Shouldn’t the city therefore reassess parking needs/impacts each time a business changes, rather than just periodically?
In the Pelanconi neighborhood, a building that once had a few employees now houses a business with dozens. Grand Central, with its 2012 influx of 1,500-plus new Disney employees, functions as a parking lot primarily for them, despite free employee lots and garage. Two streets are now ineligible for permit parking on one side. When employee, customer and business vehicles spill into neighborhoods, residents must compete for parking or purchase permits.
Permits are viable, if residents have the time, energy and funds. After receiving a petition from 75% of a block’s residents, the city conducts a traffic study. If fewer than usual non-residential vehicles are present, the petition could be denied.
It’s absurd that residents must pay to park in front of their homes.
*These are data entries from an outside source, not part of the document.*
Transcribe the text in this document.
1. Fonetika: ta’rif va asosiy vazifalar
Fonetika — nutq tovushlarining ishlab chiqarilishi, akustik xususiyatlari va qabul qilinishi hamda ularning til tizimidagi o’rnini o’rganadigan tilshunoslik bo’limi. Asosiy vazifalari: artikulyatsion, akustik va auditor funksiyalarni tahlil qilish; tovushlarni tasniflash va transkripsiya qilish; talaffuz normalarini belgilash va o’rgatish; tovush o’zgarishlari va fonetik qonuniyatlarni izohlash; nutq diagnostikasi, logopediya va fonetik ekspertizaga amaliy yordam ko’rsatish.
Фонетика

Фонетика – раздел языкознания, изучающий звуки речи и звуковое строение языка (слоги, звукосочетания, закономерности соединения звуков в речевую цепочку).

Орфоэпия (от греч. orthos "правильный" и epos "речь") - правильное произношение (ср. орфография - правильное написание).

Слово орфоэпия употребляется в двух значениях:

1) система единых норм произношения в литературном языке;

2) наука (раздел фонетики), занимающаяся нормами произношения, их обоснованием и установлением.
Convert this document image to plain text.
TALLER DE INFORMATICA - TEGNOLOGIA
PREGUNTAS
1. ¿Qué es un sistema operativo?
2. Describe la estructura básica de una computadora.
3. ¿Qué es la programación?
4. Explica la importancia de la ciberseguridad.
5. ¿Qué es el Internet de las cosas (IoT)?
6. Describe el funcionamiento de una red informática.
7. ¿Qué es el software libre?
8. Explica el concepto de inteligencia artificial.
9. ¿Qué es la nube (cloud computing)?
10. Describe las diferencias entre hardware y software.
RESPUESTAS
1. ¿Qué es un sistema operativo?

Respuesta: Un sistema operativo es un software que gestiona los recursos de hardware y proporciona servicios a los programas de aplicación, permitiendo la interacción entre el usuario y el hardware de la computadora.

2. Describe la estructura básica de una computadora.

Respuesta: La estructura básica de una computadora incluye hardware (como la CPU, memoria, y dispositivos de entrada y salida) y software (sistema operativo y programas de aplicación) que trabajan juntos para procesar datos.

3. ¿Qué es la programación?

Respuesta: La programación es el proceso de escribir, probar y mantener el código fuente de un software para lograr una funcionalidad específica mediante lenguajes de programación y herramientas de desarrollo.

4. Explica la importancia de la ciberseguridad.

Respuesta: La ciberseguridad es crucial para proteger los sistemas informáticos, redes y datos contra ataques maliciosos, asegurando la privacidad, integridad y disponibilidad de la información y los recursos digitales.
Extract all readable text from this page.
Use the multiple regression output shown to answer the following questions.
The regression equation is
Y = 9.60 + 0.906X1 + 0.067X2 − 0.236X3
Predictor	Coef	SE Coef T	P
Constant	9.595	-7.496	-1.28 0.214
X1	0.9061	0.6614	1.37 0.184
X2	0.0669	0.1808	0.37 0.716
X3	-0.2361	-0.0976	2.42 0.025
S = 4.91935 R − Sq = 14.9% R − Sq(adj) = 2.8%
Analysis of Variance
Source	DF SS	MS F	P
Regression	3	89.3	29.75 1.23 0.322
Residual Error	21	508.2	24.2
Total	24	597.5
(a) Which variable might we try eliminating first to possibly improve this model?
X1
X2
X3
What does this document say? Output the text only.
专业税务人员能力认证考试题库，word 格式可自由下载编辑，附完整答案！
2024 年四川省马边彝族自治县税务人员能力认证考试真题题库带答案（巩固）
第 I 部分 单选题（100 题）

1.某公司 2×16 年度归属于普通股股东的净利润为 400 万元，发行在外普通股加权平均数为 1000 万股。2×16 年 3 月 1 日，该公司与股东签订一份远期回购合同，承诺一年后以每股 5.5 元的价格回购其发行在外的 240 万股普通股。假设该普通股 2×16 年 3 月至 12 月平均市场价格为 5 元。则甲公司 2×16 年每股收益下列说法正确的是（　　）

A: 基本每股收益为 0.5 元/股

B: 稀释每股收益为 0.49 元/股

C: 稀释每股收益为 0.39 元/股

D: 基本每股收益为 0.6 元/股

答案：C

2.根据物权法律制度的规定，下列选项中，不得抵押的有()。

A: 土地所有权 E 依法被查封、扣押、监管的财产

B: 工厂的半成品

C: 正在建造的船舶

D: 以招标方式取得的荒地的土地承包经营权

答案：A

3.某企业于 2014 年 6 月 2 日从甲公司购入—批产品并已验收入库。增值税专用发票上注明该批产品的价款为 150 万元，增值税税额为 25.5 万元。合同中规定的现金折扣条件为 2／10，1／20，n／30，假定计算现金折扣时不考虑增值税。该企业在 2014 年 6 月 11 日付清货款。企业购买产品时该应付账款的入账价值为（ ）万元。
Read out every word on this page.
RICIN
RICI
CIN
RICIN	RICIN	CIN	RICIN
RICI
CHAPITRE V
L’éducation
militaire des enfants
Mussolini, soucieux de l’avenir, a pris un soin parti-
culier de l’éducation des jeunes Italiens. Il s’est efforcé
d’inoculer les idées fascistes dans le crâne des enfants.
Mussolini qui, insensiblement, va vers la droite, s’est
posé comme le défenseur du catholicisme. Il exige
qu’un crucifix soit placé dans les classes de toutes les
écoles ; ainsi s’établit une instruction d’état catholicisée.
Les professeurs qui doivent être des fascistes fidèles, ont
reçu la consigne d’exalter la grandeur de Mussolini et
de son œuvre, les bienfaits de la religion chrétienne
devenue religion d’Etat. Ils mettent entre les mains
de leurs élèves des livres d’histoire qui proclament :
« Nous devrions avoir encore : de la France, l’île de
It’s disheartening it took five years to establish the Brand Boulevard of Cars special parking district. Parking lots with shuttle service are the long-term solution. Short-term, permit-parking requirements must be eased and businesses/institutions whose employees and customers cause congestion should assume residents’ parking fees as part of the cost of doing business.
Taylor lives in the Pelanconi neighborhood; Pinkerton in the Grand Central neighborhood.